Need help quick! Aggressive fish!

reeferman

Well-Known Member
The guy chuckled a little bit and said that they were the Pitbulls of the aquarium trade.
thats a horrible analogy and only feeds the stereotype.ive owned several pitbulls and they are the most lovable loyal dogs ive ever owned.i would be much more worried about my wifes miniature pincher going vicious on someone.lol
sorry to derail your thread a little :)
sixlines truly are the devil
 

Snid

Active Member
thats a horrible analogy and only feeds the stereotype

Maybe... Maybe not. First, let me start by saying I am not a dog person, but I have hugged, held, and played with many Pitbulls in my life and I am not against them. I just did a mini photo session with one a few weeks ago and was looking her face to face with our noses almost touching, then afterwards was rubbing her belly and scratching her ears. But I will say this, Pitbulls are a special breed, and it is foolish to combat the "bad stereotype" by pretending that they are always loveable and always well behaved. They were bred to kill, so it takes a special owner to have one, an owner that is aware of what they are and what they can become if not properly observed or cared for. Nature is nature, whether it be a Pitbull, a Sixline Wrasse, or anything else out there that can be aggressive or become such in an unexpected manner. We humanize and domesticate our pets to no end, and want to treat them all the same, but that doesn't always do them justice or give them the special attention that some require.

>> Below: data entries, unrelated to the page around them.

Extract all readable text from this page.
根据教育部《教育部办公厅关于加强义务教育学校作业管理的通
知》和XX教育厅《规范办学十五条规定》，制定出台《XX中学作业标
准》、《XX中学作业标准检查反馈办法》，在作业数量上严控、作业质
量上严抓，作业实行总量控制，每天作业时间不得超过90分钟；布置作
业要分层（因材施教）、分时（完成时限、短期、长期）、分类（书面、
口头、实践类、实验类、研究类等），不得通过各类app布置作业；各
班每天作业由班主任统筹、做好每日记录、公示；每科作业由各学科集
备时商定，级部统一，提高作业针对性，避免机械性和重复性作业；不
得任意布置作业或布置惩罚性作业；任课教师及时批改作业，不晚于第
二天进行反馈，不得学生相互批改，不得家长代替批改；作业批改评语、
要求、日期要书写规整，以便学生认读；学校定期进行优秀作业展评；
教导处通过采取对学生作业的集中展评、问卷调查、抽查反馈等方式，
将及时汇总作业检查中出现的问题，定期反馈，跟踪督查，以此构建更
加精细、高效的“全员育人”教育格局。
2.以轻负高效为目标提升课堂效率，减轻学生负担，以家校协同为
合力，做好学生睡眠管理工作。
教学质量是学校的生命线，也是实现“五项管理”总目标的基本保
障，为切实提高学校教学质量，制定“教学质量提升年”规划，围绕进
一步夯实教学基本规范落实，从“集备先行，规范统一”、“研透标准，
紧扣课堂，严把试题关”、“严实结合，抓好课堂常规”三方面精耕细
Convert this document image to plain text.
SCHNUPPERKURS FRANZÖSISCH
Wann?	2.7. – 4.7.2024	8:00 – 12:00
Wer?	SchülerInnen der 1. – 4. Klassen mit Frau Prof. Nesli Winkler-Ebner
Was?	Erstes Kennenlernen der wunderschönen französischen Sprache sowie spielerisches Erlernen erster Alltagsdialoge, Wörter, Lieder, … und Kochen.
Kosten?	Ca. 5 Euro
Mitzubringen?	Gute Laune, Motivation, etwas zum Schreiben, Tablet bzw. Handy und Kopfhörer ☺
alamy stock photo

I was told by the owner of the Pitbull that I was photographing that more than 50% of deaths caused by dog killings are from Pitbulls, and most of those were in cases where there were no obvious indicators that the dog was going to attack. In most cases where Pitbulls do attack, it is because the owners want to treat them as if they are like any other dog. They are not. They can make great pets, can be very loveable, and can live their entire lives without harming a flea, but they are not like any other dog. The Pitbull owner (who is a specialized trainer for them kind of like the Dog Whisperer, I might add) told me that they wish Pitbull owners would quit trying to fight the stereotype and would rather they fight the justifications as to why Pitbulls can make great pets under the right circumstances, and wishes to raise awareness as to how they ought to be treated, observed, controlled, and loved, which is unlike other dogs.

Let's take the Pit out of it for a second and look at just a Bull. I have an In-law that owns a farm with cattle. He had a Bull that had been on his farm for years. He could hug it, brush it, lead it to where ever he needed it to go with no problems. About two years ago it started to get a bit of an attitude. This past Winter he decided that it was time to get rid of the Bull because he could tell it was turning. The very day he was going to load it up, it charged him and penned him against the wall of the barn, ramming him several times. He barely got out alive, had several broken ribs and internal bleeding, and is still recovering to some extent. I know I'm comparing apples to oranges (as was the guy with a Sixline Wrasse and a Pitbull), but the point is animals have instincts that we will never fully understand because our instincts are different. Just like a man will never fully understand what it is like to give birth because it is a part of nature we cannot experience, all people will never fully understand our pets. And because of that we have to acknowledge them for what they are, not what we want them to be, and treat them as such. So I'm not anti-Pitbull by any means. I am anti-Pitbulls are like any other dogs and ought to be treated as such.

Anyways... Enough hijacking of this thread, if we need to have more discussion of this, I'm more than willing to go on further in a separate, general non-tank related thread. Though I think I've said all that I can with where I stand.

A Sixline Wrasse has behaviors that we don't understand as well, but most of us will acknowledge them. Even the author of this thread, sixline, has done as much. That doesn't make a Sixline Wrasse a bad fish to own, it just makes it one that has to be treated differently. I don't think that the Sixline Wrasse ought to be ignored as a possible great addition to a tank, but I do think that owners need to be made aware of the needs a Sixline Wrasse has and how they can change over time. They are a specialized fish, like a shark or a seahorse.
 

reeferman

Well-Known Member
you could interchange "pitbull" with ANY other breed of dog and your statement would still ring true.if you chain and train ANY dog the way a lot of irresponsible bully owners do,they will exhibit the EXACT same behavior.for that matter,any animal would.the problem is with the "usual" bully owners and what they want their dog to portray.if thugs had taken a liking to boston terriers so many years ago,then the stats would be skewed in that direction.
you are correct,this isnt the place to go on about this subject,it just rubbed me the wrong way,no worries buddy.now back to your regularly scheduled fish talk.:)
 

Oxylebius

Well-Known Member
:threadjack:

Hey sixline, how't it going? What decisions have you made? What has become of your sixline, still got the fish?